The pay deal means Mahon was granted almost 32 times the salary of a Channel 4 employee in the 25th percentile, which is the lower end of the broadcaster’s pay structure. The gap stood at 23 times in 2020.

Channel 4’s almost 1,000 staff also benefit from the company’s performance, which reported revenues of more than £1bn for the second year running, although the broadcaster’s annual report shows that the pay gap between top management and regular staff is widening quickly.

Mahon told a press briefing on Wednesday that she and other bosses had “deferred indefinitely” taking their retention bonuses but did not say they had declined them, and acknowledged the pressures faced by employees during a period of high inflation.

“We’ve tried to err on the side of making decisions for the lowest-paid staff in the organisation in terms of pay rises where the bulk of staff goes there, because I don’t think it’s easy to live in the UK this year if you’re at the lower-paid end,” Mahon said.
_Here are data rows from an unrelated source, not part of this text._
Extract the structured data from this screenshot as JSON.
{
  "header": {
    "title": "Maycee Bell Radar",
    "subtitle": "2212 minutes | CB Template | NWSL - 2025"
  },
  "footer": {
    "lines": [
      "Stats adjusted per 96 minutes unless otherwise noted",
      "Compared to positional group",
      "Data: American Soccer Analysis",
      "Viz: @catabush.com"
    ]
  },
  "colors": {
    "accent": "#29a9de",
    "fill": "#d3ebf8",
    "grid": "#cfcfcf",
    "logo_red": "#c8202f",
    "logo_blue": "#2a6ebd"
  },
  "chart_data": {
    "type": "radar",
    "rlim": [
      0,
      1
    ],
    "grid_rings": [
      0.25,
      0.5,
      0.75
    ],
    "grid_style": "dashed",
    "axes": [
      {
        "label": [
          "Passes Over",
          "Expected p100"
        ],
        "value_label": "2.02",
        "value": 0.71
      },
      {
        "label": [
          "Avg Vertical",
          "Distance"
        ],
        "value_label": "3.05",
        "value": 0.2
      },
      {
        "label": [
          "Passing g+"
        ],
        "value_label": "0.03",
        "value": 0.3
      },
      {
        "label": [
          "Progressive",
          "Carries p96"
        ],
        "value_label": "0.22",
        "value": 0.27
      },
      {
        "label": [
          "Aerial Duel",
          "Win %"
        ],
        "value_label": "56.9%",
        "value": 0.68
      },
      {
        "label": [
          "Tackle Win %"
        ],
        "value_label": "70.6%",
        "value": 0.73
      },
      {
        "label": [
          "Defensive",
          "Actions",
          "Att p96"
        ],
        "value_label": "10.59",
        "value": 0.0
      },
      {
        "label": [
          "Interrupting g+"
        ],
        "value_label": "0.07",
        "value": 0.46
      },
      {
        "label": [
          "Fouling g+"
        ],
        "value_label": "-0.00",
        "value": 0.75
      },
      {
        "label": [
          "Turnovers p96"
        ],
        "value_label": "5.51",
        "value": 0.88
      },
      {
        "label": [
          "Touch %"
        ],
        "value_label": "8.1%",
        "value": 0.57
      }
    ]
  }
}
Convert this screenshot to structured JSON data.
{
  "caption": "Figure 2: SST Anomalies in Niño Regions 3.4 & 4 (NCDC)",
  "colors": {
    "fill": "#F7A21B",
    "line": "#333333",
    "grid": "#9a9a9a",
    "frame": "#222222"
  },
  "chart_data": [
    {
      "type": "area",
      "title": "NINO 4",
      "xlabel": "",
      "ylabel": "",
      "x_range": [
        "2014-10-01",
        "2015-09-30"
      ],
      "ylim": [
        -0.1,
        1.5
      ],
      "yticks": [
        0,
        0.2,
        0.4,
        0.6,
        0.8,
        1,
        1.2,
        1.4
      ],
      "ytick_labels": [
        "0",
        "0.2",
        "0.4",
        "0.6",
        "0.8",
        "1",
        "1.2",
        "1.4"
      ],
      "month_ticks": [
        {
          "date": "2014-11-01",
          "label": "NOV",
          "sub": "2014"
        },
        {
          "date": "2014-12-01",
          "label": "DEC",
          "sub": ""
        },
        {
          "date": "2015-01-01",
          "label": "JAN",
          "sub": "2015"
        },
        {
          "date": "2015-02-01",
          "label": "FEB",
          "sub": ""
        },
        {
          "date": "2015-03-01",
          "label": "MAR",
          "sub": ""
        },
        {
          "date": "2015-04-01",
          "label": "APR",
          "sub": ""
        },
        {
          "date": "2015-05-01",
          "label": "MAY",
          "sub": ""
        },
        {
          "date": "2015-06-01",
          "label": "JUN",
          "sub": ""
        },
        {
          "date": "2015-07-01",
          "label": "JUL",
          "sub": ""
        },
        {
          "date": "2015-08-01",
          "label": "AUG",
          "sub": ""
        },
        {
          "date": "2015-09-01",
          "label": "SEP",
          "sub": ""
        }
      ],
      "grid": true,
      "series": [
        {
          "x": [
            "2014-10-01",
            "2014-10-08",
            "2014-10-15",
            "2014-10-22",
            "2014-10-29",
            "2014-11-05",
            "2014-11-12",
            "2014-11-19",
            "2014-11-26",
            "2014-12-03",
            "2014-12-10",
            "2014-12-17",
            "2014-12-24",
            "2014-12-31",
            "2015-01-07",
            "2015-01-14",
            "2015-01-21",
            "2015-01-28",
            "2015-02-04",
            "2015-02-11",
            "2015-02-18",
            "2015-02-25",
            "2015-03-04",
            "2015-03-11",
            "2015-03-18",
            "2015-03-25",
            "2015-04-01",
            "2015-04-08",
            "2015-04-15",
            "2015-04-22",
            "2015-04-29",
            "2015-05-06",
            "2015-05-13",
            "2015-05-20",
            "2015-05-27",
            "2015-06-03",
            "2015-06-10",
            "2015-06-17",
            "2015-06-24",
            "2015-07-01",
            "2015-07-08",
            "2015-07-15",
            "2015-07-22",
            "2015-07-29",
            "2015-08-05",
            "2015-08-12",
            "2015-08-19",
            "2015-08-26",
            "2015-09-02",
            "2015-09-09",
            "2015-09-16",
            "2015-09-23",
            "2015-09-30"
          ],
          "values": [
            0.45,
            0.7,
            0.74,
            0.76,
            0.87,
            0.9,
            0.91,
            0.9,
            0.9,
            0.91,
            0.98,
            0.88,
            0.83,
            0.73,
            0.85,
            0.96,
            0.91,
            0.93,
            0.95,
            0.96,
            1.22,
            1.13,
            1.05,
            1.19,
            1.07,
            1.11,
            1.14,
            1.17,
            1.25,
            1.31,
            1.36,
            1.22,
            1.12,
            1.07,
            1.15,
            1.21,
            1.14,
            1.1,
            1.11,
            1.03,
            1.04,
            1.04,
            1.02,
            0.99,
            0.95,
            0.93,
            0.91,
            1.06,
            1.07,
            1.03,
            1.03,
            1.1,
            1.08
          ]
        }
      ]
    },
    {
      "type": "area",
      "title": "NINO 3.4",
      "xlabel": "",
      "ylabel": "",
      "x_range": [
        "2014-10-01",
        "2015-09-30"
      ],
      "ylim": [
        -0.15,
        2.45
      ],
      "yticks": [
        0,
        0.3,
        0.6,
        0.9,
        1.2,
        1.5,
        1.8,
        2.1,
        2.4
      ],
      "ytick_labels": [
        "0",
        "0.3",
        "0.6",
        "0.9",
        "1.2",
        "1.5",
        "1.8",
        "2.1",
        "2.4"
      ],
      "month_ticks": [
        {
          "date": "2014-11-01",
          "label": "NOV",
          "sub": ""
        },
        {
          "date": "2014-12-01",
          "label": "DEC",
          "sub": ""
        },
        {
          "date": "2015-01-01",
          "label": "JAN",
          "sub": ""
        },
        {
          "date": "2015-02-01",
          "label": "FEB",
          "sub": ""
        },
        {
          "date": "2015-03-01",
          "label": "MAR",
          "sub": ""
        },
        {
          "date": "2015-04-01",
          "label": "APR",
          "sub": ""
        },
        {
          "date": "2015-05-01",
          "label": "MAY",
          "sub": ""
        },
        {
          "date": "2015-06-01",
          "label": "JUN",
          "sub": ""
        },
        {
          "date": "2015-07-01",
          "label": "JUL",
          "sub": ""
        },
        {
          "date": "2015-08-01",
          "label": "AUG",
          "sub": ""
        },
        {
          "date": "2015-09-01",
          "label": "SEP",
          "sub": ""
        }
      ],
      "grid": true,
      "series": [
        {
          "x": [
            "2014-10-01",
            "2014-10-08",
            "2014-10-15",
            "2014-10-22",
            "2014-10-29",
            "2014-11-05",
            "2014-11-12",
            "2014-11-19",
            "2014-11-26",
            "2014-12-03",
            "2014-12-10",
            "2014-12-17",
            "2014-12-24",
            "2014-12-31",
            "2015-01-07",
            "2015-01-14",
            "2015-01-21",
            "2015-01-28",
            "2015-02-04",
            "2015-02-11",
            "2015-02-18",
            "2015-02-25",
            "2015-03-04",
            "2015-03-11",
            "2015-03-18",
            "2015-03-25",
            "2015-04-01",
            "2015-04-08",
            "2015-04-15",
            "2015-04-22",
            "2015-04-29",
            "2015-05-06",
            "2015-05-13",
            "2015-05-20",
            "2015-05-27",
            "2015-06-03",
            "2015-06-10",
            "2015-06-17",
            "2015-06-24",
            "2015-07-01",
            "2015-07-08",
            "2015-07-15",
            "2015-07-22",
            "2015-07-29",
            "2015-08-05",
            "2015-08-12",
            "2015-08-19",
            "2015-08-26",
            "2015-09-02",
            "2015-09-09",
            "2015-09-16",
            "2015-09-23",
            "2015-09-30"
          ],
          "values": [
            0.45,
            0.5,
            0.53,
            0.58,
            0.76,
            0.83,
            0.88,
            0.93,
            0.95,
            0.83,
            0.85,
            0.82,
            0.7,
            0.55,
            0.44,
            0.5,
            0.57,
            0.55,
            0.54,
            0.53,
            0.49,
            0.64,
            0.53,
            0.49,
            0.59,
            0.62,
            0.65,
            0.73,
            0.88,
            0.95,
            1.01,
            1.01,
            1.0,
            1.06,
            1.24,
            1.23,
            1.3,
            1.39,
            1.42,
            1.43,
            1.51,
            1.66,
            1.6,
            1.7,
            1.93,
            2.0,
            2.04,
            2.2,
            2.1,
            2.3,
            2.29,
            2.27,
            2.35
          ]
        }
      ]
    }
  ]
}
Mahon said she and other executives had “declined to take a pay rise” for 2023.

The company’s annual report stated that following year end, top executives declined a 50% payment, and opted instead for a deferred payment of 25%.
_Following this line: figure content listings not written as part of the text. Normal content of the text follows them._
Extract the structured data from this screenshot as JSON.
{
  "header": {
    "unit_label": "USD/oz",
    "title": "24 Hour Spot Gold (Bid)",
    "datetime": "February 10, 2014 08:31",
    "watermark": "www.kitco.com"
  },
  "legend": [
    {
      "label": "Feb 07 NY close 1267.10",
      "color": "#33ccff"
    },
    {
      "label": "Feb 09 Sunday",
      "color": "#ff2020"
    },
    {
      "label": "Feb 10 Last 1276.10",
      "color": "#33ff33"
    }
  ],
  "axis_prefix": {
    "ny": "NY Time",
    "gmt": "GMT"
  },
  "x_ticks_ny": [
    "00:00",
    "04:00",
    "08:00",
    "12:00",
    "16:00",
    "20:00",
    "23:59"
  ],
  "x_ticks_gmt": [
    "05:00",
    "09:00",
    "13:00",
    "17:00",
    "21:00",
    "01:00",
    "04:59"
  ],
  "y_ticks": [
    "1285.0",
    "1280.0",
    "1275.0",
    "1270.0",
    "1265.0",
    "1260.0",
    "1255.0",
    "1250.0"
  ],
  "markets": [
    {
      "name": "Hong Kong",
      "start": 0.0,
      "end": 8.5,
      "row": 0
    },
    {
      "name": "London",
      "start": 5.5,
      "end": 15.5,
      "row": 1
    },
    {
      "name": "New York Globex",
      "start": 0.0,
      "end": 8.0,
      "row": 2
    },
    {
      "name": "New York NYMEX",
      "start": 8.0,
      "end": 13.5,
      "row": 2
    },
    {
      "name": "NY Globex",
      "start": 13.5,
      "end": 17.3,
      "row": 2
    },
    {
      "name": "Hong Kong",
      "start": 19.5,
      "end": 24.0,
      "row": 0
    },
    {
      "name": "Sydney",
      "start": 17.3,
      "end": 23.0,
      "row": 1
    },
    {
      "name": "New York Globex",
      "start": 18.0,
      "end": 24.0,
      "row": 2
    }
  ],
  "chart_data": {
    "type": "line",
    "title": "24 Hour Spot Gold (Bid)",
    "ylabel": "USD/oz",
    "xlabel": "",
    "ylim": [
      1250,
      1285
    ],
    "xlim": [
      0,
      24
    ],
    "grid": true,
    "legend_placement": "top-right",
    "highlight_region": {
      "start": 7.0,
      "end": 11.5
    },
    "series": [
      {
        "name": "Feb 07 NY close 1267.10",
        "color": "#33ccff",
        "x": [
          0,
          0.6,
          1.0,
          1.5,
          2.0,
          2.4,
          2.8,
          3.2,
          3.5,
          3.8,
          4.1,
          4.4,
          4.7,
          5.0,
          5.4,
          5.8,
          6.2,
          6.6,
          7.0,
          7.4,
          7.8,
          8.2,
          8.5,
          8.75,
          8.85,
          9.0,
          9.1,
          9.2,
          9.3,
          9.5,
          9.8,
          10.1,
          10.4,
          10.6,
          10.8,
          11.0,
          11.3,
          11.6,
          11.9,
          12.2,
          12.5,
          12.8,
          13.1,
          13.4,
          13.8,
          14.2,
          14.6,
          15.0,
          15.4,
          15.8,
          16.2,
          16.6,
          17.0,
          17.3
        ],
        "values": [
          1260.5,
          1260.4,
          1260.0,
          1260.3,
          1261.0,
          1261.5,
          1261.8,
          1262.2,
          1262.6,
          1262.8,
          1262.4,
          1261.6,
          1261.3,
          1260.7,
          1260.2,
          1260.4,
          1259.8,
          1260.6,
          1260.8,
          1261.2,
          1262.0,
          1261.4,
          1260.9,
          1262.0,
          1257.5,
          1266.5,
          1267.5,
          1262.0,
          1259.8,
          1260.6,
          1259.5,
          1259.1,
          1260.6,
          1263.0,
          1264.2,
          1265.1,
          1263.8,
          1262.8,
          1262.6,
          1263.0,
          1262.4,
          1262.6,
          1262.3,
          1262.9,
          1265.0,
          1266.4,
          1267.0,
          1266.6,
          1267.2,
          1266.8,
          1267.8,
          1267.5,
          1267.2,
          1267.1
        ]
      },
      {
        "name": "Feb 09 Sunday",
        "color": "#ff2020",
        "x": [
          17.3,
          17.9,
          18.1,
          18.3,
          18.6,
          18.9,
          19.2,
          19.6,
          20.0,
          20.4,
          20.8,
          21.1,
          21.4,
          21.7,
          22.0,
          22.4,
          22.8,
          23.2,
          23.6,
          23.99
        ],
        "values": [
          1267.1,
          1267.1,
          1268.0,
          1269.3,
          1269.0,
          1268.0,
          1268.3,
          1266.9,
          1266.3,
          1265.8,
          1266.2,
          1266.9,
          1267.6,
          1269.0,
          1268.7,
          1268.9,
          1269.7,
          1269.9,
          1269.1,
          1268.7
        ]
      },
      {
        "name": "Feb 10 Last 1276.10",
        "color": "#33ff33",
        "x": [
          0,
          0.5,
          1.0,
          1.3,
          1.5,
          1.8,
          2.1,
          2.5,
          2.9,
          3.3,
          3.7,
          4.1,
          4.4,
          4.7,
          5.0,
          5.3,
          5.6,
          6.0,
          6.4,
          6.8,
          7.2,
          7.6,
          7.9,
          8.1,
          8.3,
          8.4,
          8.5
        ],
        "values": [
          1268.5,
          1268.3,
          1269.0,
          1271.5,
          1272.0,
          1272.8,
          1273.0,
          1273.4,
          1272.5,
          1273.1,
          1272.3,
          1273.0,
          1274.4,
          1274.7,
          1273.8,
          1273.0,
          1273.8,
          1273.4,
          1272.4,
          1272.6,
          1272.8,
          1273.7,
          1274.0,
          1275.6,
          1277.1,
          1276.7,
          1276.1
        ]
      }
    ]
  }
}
Mahon added: “We declined the 50% that was awarded because we felt we should be more in line with rest of staff, and when that payment was due to be made we were in trickier advertising waters … so deferred taking it and we haven’t set a date for whether we do or don’t take it.”

Other top executives at the broadcaster, including the chief operating officer, Jonathan Allan, and the chief content officer, Ian Katz, were also awarded the retention bonuses, worth more than £100,000 to each of them.

As a result, Allan’s total earnings for 2022, including the deferred retention bonus, reached £986,000, an increase of more than 35% compared with a year earlier, while Katz’s remuneration – again, including the deferred bonus – totalled £845,000, 36% more than in 2021.

The higher salaries meant that Channel 4 awarded more than £3.3m to its three top executives last year, £775,000 more than was paid a year earlier.

At the same time, the company agreed in January 2022 to give a 4% pay increase to staff, to reflect expected increases in the cost of living, while an additional 1% payment was made to lower-paid employees at manager level and below.

The company reported its revenues had risen above £1bn for the second consecutive year, although its £1.14bn revenue for 2022 was nearly 2% lowered than a year earlier.

Channel 4 said it had spent a “record amount” of £713m on content, while Katz added that reality show Married at First Sight Australia had been one of the biggest hits of the year on any platform.

The broadcaster confirmed it had had to “cancel a handful of shows” in response to the downturn in the ad market, which it predicts will slide by 6% this year.

However, Mahon insisted the company’s financial sustainability was not in question.

This follows earlier reports that SAS: Who Dares Wins was among the programmes which have not been recommissioned.

The broadcaster anticipates that 2024 will prove “more stable” for TV advertising, with the economy expected to improve. It predicts advertising demand will rise as audiences tune in to large sporting events including the Paris Olympic and Paralympic Games, the Euros football tournament, as well as a UK general election and US presidential election.

© 2023 Guardian News & Media Limited.